My wife and I pack our open canoe
after five nights of camping, head back
to Lund in a rising wind.
We dodge whirlpools, ferry across
currents, break out of eddies. Far ahead
through white caps and heavy swell,
is the rocky point
we must round.
Portage Gap is closer, offers an easy land haul
to a quiet inner bay.
We’ve heard the owner of this old homestead
is testy, cusses canoeists and kayakers.
We pull ashore, I walk to his cottage, knock.
Through a window I see
an empty bottle of Jim Beam
lying on a table.
A bleary figure stalks
from the back room, cracks the door.
He silently listens to my request,
nods his head with effort:
Quietly, quietly.
Desolation Sound, British Columbia, 1978
(No. 48 in a series of responses to Han-shan’s Songs of Cold Mountain)

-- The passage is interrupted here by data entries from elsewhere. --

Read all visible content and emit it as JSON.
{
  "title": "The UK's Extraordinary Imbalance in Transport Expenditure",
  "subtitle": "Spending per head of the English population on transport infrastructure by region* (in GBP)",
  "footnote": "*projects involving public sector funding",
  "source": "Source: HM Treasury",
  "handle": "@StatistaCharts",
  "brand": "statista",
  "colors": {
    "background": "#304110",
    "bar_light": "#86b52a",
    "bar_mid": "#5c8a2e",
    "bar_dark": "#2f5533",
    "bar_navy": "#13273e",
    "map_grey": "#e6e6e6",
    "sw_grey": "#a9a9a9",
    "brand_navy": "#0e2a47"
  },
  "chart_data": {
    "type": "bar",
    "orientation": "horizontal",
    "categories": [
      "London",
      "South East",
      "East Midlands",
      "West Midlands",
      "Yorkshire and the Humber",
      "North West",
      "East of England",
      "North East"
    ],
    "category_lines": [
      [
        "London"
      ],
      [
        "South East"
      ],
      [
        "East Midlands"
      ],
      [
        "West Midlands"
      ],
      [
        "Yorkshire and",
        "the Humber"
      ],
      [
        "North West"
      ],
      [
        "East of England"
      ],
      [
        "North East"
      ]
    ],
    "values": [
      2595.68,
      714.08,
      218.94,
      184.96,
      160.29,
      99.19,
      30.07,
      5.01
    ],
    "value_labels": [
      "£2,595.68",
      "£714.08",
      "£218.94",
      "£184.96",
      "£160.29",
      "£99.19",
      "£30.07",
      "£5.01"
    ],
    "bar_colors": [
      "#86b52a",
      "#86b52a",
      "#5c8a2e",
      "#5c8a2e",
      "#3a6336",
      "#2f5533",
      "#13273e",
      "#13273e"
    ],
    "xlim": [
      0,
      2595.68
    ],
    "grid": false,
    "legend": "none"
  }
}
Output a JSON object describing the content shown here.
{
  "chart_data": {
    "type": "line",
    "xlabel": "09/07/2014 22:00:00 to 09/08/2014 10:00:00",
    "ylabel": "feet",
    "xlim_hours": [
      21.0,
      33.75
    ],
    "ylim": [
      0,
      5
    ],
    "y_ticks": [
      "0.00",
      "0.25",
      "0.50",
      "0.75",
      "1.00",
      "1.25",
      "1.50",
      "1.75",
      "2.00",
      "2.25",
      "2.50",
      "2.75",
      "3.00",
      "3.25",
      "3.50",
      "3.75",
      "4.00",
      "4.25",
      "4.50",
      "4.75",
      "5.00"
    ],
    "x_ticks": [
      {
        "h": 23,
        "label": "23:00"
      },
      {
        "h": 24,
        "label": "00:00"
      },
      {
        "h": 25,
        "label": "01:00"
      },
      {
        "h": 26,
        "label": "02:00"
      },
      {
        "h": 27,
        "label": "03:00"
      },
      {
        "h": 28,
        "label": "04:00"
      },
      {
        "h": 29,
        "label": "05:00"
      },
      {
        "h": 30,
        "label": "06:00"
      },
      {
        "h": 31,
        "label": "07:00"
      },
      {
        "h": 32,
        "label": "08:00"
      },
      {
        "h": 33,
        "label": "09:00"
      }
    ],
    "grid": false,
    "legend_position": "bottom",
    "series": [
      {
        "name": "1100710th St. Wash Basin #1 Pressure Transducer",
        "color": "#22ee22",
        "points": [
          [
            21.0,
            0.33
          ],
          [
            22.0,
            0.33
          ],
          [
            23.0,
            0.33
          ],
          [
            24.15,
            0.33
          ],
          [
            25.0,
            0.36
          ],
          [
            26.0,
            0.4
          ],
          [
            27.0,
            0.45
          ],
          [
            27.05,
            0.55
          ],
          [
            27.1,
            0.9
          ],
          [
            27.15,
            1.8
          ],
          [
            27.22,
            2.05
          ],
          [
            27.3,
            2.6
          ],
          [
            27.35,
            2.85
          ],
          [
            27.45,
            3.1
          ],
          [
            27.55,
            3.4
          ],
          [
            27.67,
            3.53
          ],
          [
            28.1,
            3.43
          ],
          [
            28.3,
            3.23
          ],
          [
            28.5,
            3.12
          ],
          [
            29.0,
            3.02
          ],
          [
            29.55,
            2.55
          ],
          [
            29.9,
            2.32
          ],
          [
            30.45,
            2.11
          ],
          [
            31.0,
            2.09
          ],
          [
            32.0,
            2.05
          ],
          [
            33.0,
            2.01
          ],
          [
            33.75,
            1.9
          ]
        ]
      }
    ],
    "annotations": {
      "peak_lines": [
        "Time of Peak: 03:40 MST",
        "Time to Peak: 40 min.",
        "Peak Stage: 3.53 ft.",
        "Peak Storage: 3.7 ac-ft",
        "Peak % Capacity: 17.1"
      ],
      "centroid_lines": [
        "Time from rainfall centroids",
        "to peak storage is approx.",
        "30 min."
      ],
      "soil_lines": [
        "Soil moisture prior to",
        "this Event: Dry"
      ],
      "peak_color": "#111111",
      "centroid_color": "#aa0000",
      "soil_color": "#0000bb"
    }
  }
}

Sometimes the context in which you must ask, “What way from here?” moves fast, may sometimes entail choosing among competing dangers or unknowns. You just act. And there is life, right in that moment. When everyday time resumes, that moment may be followed by a big smile, the shakes, or just a heartfelt, “Thanks!”
(Numeric reference to Han-shan’s poem reflects the order of presentation in Burton Watson’s translation, presented as Cold Mountain, Columbia University Press, 1970.)